Pulp Fiction is a movie that's thematically about fate. Are we in control or are there larger forces at work? You can read the Pulp Fiction screenplay here for extra analysis.

If we are fated to do certain things, then what is our purpose? 

Jules's breakdown is at the center of this thematic struggle. Is he supposed to be an evil man or should be doing good? In Pulp Fiction, the people who choose to do good generally survive. The people who don't, like Vincent, are the ones who chose to continue to do wrong even after fate gave them a sign to save themselves. 
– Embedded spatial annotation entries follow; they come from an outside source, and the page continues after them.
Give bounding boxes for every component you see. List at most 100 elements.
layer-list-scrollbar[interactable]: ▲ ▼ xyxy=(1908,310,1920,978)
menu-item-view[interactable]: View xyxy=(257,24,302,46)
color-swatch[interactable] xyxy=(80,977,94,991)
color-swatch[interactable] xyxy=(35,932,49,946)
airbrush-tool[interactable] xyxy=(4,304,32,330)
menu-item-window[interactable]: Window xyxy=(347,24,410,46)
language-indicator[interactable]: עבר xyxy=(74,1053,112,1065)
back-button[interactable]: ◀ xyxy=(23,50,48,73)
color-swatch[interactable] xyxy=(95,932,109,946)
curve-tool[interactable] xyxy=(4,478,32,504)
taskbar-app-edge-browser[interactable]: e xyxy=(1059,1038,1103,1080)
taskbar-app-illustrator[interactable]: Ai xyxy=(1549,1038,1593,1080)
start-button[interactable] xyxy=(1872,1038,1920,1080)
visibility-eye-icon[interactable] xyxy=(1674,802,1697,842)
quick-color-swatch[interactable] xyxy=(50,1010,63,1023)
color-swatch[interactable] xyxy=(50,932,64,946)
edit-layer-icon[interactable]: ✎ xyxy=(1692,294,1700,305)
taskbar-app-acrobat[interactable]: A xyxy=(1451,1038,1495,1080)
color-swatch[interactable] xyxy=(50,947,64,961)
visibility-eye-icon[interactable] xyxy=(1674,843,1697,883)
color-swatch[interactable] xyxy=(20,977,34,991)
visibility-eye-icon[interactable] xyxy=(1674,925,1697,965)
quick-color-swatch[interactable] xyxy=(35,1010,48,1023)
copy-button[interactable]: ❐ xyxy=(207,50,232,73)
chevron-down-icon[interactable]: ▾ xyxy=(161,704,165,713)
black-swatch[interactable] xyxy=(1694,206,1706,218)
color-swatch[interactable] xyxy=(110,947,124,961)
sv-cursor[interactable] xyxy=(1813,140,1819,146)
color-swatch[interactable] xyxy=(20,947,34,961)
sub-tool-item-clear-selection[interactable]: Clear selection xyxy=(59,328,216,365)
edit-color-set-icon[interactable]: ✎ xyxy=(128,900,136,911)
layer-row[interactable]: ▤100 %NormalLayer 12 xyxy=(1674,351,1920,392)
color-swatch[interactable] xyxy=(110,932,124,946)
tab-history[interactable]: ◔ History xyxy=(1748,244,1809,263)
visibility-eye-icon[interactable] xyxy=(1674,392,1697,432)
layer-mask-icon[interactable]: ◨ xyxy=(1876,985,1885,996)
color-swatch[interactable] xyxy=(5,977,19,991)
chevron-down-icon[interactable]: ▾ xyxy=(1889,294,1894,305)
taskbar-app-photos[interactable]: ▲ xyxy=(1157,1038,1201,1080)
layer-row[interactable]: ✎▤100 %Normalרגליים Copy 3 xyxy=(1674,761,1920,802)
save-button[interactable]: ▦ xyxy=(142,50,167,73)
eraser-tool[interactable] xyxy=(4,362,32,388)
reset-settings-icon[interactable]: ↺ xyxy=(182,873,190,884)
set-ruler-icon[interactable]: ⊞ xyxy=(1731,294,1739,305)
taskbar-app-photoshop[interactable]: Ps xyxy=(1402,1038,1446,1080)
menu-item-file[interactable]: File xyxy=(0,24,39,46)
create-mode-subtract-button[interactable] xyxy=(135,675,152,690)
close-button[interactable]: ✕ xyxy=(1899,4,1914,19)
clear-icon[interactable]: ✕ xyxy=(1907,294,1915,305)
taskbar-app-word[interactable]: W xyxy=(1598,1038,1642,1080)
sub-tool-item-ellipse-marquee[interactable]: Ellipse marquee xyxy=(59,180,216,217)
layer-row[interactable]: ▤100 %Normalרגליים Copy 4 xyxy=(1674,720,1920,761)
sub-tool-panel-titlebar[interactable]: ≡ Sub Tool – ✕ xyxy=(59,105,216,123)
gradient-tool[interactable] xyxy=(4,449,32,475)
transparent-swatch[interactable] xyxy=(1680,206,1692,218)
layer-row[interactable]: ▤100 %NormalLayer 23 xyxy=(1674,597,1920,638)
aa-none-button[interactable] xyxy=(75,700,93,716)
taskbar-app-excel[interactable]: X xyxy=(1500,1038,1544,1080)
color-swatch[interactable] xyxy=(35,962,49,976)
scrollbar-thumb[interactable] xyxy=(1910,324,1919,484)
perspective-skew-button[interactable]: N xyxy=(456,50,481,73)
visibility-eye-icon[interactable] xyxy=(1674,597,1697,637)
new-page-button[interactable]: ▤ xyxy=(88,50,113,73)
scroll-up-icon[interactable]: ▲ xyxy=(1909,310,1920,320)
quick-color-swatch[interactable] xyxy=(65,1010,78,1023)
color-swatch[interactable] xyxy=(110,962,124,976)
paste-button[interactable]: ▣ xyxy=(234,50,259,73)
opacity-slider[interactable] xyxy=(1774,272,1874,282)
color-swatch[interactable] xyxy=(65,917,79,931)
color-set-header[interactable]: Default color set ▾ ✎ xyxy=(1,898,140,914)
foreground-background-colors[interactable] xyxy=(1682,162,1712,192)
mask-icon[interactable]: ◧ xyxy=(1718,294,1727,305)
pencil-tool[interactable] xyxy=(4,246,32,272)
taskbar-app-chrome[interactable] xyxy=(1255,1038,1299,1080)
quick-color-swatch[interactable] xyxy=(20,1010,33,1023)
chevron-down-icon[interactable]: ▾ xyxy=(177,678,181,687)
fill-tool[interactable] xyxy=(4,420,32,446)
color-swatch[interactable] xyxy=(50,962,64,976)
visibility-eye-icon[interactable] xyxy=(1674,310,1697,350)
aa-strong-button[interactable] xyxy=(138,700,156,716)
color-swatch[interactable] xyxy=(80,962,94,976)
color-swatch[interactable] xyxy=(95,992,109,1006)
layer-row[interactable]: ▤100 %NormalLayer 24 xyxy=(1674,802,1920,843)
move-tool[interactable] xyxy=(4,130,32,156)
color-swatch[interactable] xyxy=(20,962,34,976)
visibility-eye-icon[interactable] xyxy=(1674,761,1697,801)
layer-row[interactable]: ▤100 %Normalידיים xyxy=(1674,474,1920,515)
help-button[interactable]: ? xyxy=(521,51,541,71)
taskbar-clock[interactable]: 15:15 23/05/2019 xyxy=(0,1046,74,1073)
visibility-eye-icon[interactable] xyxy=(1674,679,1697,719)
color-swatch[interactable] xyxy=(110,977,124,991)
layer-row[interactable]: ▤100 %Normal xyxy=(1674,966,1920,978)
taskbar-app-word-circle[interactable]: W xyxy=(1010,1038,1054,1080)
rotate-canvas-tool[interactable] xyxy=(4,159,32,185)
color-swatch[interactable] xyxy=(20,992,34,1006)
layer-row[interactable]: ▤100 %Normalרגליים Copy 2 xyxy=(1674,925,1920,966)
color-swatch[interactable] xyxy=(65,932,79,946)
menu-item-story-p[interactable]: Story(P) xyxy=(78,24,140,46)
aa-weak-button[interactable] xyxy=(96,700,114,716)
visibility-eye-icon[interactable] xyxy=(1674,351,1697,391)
This theme of fate lends itself exceptionally well to a movie about people running into each other all over Los Angeles. It allows us to suspend disbelief when people show up in crosswalks or accidentally run into sadomasochistic rednecks. 

Guardians of the Galaxy Vol. II

What about something a little sweeter?

Guardians of The Galaxy Vol. II  has a great theme. "Can your friends become your family?"

We see Quill, Rocket, Groot, and Yondu debate this fact over and over. The central question of the story is "Who is your daddy?" Quill learns that your biological heritage doesn't matter. What matters are the people who are willing to die for you. Those people, no matter if they are human, alien, god, or raccoon can become your family. 

The choices, stakes, and set pieces in the movie all are written from the family dynamic and make this sequel special. 

What's next? Coincidences in Movies and Television are a Disaster...Unless...

Coincidences in movies and television can take you out of the story or leave you questioning the internal logic of events. So how can you use these random story beats to your advantage?

Click to learn more!      

Your Comment


I think this is a good tool to use. Mainly because it allows you to go back into your script and narrowly tailor the script down to the singular idea.

The theme is what the main character learns in the movie that propels them into the climax. Obviously that does not fit with all movies as some are simply different experiences all together.

But this is really important to focus the whole story down to the main character and what they learn as then that information can be used to change how the world works, how characters speak to them, how they see the world, and honestly be the overriding statement that helps you get out of a hard place when it is difficult to see where to move forward.

June 13, 2019 at 6:38AM, Edited June 13, 6:38AM

Kyle Dockum
Videographer and Editor

I've noticed this topic of a, 'main theme', is quite difficult to pin down. For example, in John Truby's book, "The Anatomy of Story", argues that the theme is morally driven, whereas at the masterclass.com, they argue otherwise. Furthermore, some professionals argue that a main theme can be framed with a single word, whereas others argue vehemently, that an entire sentence should be used. There seems to a discernable lack of consensus among qualified writers on this subject.